Finding NU Core Courses and Course Offerings
The NU Core is Northeastern University’s set of institution-wide general education requirements for all students in all majors. The goal of the NU Core is to develop in our students the knowledge and skills to be lifelong learners with success in many careers, thoughtful global citizens, and fulfilled human beings. The NU Core is required for all freshmen who entered in fall 2007 and later. It does not apply to students already admitted with a different set of core requirements or to transfer students whose entry year was earlier than the fall of 2008.
The NU Core Requirements
Description of NU Core Requirements
The entry-level NU core courses (comparative cultures, level 1 knowledge domains, first-year writing, and level 1 mathematical/analytical thinking) and the experiential learning requirement involve exploring broad, new ways of thinking. To ensure the intended breadth, double counting of core requirements is not allowed among those domains. Some courses fit more than one of the entry-level categories, e.g., a knowledge domain category as well as the comparative study of cultures category. These courses are listed in both appropriate NU Core categories to give students more flexibility in how they select courses to meet requirements. However, a student cannot fulfill two of the entry-level NU Core requirements by taking a single course.

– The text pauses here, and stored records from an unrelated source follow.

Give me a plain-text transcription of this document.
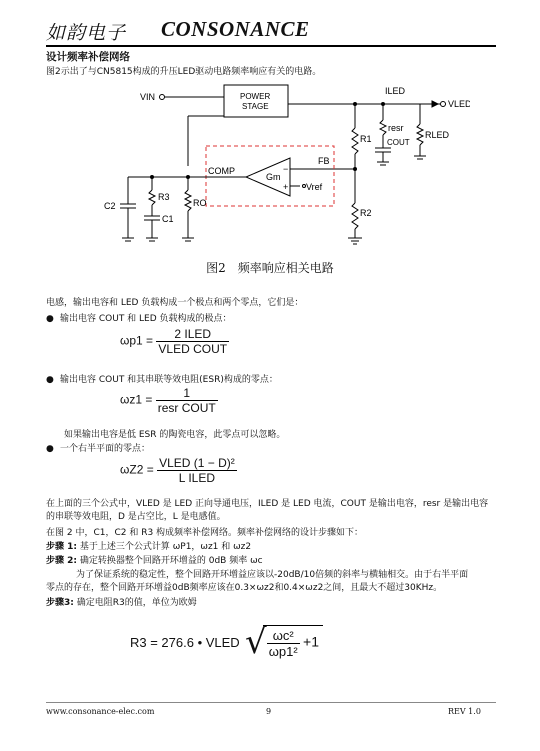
如韵电子 CONSONANCE
设计频率补偿网络
图2示出了与CN5815构成的升压LED驱动电路频率响应有关的电路。
VIN	POWER
STAGE
ILED
VLED
R1
R2
resr
COUT
RLED
COMP
FB
Gm
Vref
−
+
C2
R3
C1
RO
图2　频率响应相关电路
电感，输出电容和 LED 负载构成一个极点和两个零点，它们是：
● 输出电容 COUT 和 LED 负载构成的极点：
$\omega p1 = \frac{\text{2 ILED}}{\text{VLED COUT}}$
● 输出电容 COUT 和其串联等效电阻(ESR)构成的零点：
$\omega z1 = \frac{1}{\text{resr COUT}}$
如果输出电容是低 ESR 的陶瓷电容，此零点可以忽略。
● 一个右半平面的零点：
$\omega Z2 = \frac{\text{VLED (1 − D)²}}{\text{L ILED}}$
在上面的三个公式中，VLED 是 LED 正向导通电压，ILED 是 LED 电流，COUT 是输出电容，resr 是输出电容
的串联等效电阻，D 是占空比，L 是电感值。
在图 2 中，C1，C2 和 R3 构成频率补偿网络。频率补偿网络的设计步骤如下：
步骤 1: 基于上述三个公式计算 ωP1，ωz1 和 ωz2
步骤 2: 确定转换器整个回路开环增益的 0dB 频率 ωc
为了保证系统的稳定性，整个回路开环增益应该以-20dB/10倍频的斜率与横轴相交。由于右半平面
零点的存在，整个回路开环增益0dB频率应该在0.3×ωz2和0.4×ωz2之间，且最大不超过30KHz。
步骤3: 确定电阻R3的值，单位为欧姆
R3 = 276.6 • VLED √ $\frac{\text{ωc²}}{\text{ωp1²}} +1$
www.consonance-elec.com	9	REV 1.0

The intermediate and advanced NU Core requirements involve more focused, in-depth experiences that sometimes can be combined effectively in one course, e.g., many capstone courses also satisfy the writing-intensive requirement, some level 2 mathematical/analytical thinking courses also satisfy the writing-intensive requirement, some intermediate/advanced courses outside the major might also satisfy the comparative cultures requirement.
The following sections describe in greater detail the specific NU Core requirements:
First-Year Learning Community
Freshmen are cohort-registered in a linked set of two or more courses in the same semester to provide integration of subject matter and an opportunity for students and faculty with similar interests to become acquainted.

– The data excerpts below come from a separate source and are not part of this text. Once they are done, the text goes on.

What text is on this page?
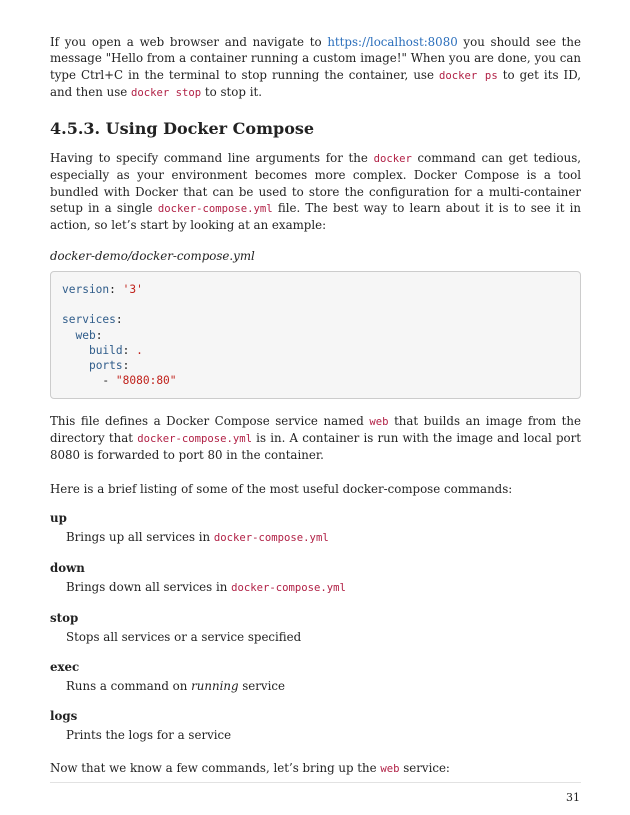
If you open a web browser and navigate to https://localhost:8080 you should see the message "Hello from a container running a custom image!" When you are done, you can type Ctrl+C in the terminal to stop running the container, use docker ps to get its ID, and then use docker stop to stop it.

4.5.3. Using Docker Compose

Having to specify command line arguments for the docker command can get tedious, especially as your environment becomes more complex. Docker Compose is a tool bundled with Docker that can be used to store the configuration for a multi-container setup in a single docker-compose.yml file. The best way to learn about it is to see it in action, so let’s start by looking at an example:

docker-demo/docker-compose.yml
version: '3'

services:
web:
build: .
ports:
- "8080:80"

This file defines a Docker Compose service named web that builds an image from the directory that docker-compose.yml is in. A container is run with the image and local port 8080 is forwarded to port 80 in the container.

Here is a brief listing of some of the most useful docker-compose commands:

up
Brings up all services in docker-compose.yml
down
Brings down all services in docker-compose.yml
stop
Stops all services or a service specified
exec
Runs a command on running service
logs
Prints the logs for a service

Now that we know a few commands, let’s bring up the web service:

31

Complete an approved introductory-level course in each of three level 1 knowledge domains listed below and a level 2 intermediate or advanced course outside the major department. Generally, one of the introductory-level courses also satisfies a requirement for the major.
Comparative Study Of Cultures
Complete one approved course in comparative study of cultures or another approved approach, including traditional and short-term faculty-led study-abroad programs.

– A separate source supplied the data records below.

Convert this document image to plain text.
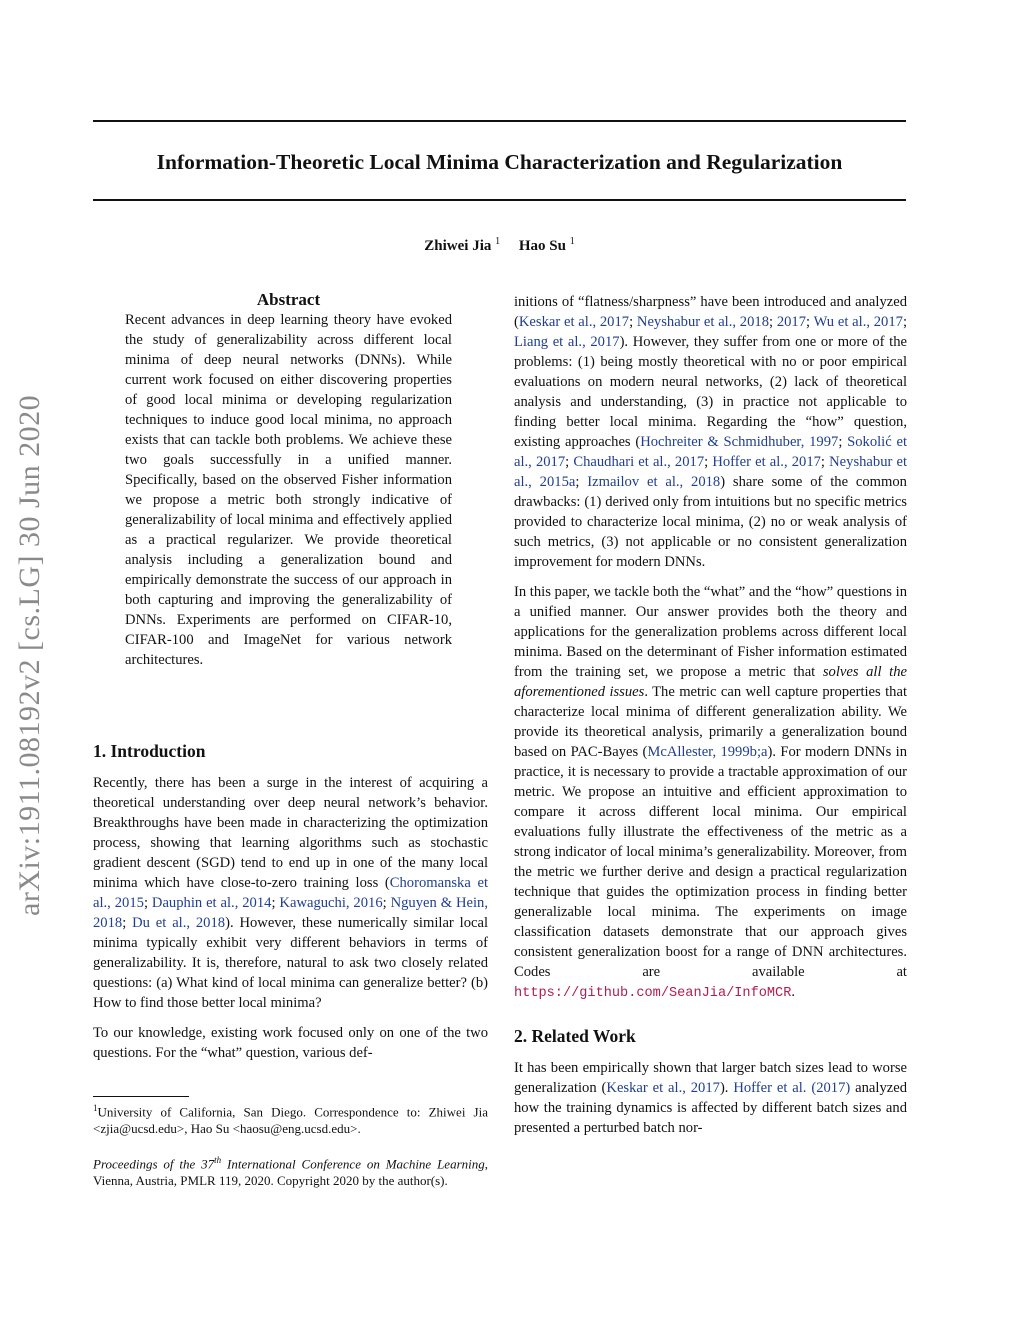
arXiv:1911.08192v2 [cs.LG] 30 Jun 2020
Information-Theoretic Local Minima Characterization and Regularization
Zhiwei Jia $^1$ Hao Su $^1$

Abstract

Recent advances in deep learning theory have evoked the study of generalizability across different local minima of deep neural networks (DNNs). While current work focused on either discovering properties of good local minima or developing regularization techniques to induce good local minima, no approach exists that can tackle both problems. We achieve these two goals successfully in a unified manner. Specifically, based on the observed Fisher information we propose a metric both strongly indicative of generalizability of local minima and effectively applied as a practical regularizer. We provide theoretical analysis including a generalization bound and empirically demonstrate the success of our approach in both capturing and improving the generalizability of DNNs. Experiments are performed on CIFAR-10, CIFAR-100 and ImageNet for various network architectures.

1. Introduction

Recently, there has been a surge in the interest of acquiring a theoretical understanding over deep neural network’s behavior. Breakthroughs have been made in characterizing the optimization process, showing that learning algorithms such as stochastic gradient descent (SGD) tend to end up in one of the many local minima which have close-to-zero training loss (Choromanska et al., 2015; Dauphin et al., 2014; Kawaguchi, 2016; Nguyen & Hein, 2018; Du et al., 2018). However, these numerically similar local minima typically exhibit very different behaviors in terms of generalizability. It is, therefore, natural to ask two closely related questions: (a) What kind of local minima can generalize better? (b) How to find those better local minima?

To our knowledge, existing work focused only on one of the two questions. For the “what” question, various def-

initions of “flatness/sharpness” have been introduced and analyzed (Keskar et al., 2017; Neyshabur et al., 2018; 2017; Wu et al., 2017; Liang et al., 2017). However, they suffer from one or more of the problems: (1) being mostly theoretical with no or poor empirical evaluations on modern neural networks, (2) lack of theoretical analysis and understanding, (3) in practice not applicable to finding better local minima. Regarding the “how” question, existing approaches (Hochreiter & Schmidhuber, 1997; Sokolić et al., 2017; Chaudhari et al., 2017; Hoffer et al., 2017; Neyshabur et al., 2015a; Izmailov et al., 2018) share some of the common drawbacks: (1) derived only from intuitions but no specific metrics provided to characterize local minima, (2) no or weak analysis of such metrics, (3) not applicable or no consistent generalization improvement for modern DNNs.

In this paper, we tackle both the “what” and the “how” questions in a unified manner. Our answer provides both the theory and applications for the generalization problems across different local minima. Based on the determinant of Fisher information estimated from the training set, we propose a metric that solves all the aforementioned issues. The metric can well capture properties that characterize local minima of different generalization ability. We provide its theoretical analysis, primarily a generalization bound based on PAC-Bayes (McAllester, 1999b;a). For modern DNNs in practice, it is necessary to provide a tractable approximation of our metric. We propose an intuitive and efficient approximation to compare it across different local minima. Our empirical evaluations fully illustrate the effectiveness of the metric as a strong indicator of local minima’s generalizability. Moreover, from the metric we further derive and design a practical regularization technique that guides the optimization process in finding better generalizable local minima. The experiments on image classification datasets demonstrate that our approach gives consistent generalization boost for a range of DNN architectures. Codes are available at https://github.com/SeanJia/InfoMCR.

2. Related Work

It has been empirically shown that larger batch sizes lead to worse generalization (Keskar et al., 2017). Hoffer et al. (2017) analyzed how the training dynamics is affected by different batch sizes and presented a perturbed batch nor-

$^1$University of California, San Diego. Correspondence to: Zhiwei Jia <zjia@ucsd.edu>, Hao Su <haosu@eng.ucsd.edu>.
Proceedings of the 37th International Conference on Machine Learning, Vienna, Austria, PMLR 119, 2020. Copyright 2020 by the author(s).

Complete an approved introductory-level course in mathematical thinking and its application to posing and solving problems and an approved intermediate-level course in modes of thought that allow abstraction, application, and synthesis of information.
Complete a first-year writing course and an advanced writing course provided by the Department of English and two approved writing-intensive courses in the major. Usually, the capstone course serves as one of the major-specific writing courses.
Complete one approved capstone course within your major in the final semesters. This course acts as a final integrator of the major, general education, and experiential aspects of the student’s education. Generally, this course also includes writing-intensive work and research or creative activity, and, in most cases, the second writing-intensive-in-the-major requirement is satisfied by the capstone course.
Complete one approved experiential learning activity with a reflective component. Experiential learning opportunities are disbursed throughout each student’s undergraduate education to encourage the development of seeing connections between course work and experiential learning. Students should consult their college or their major department for advice on approved activities.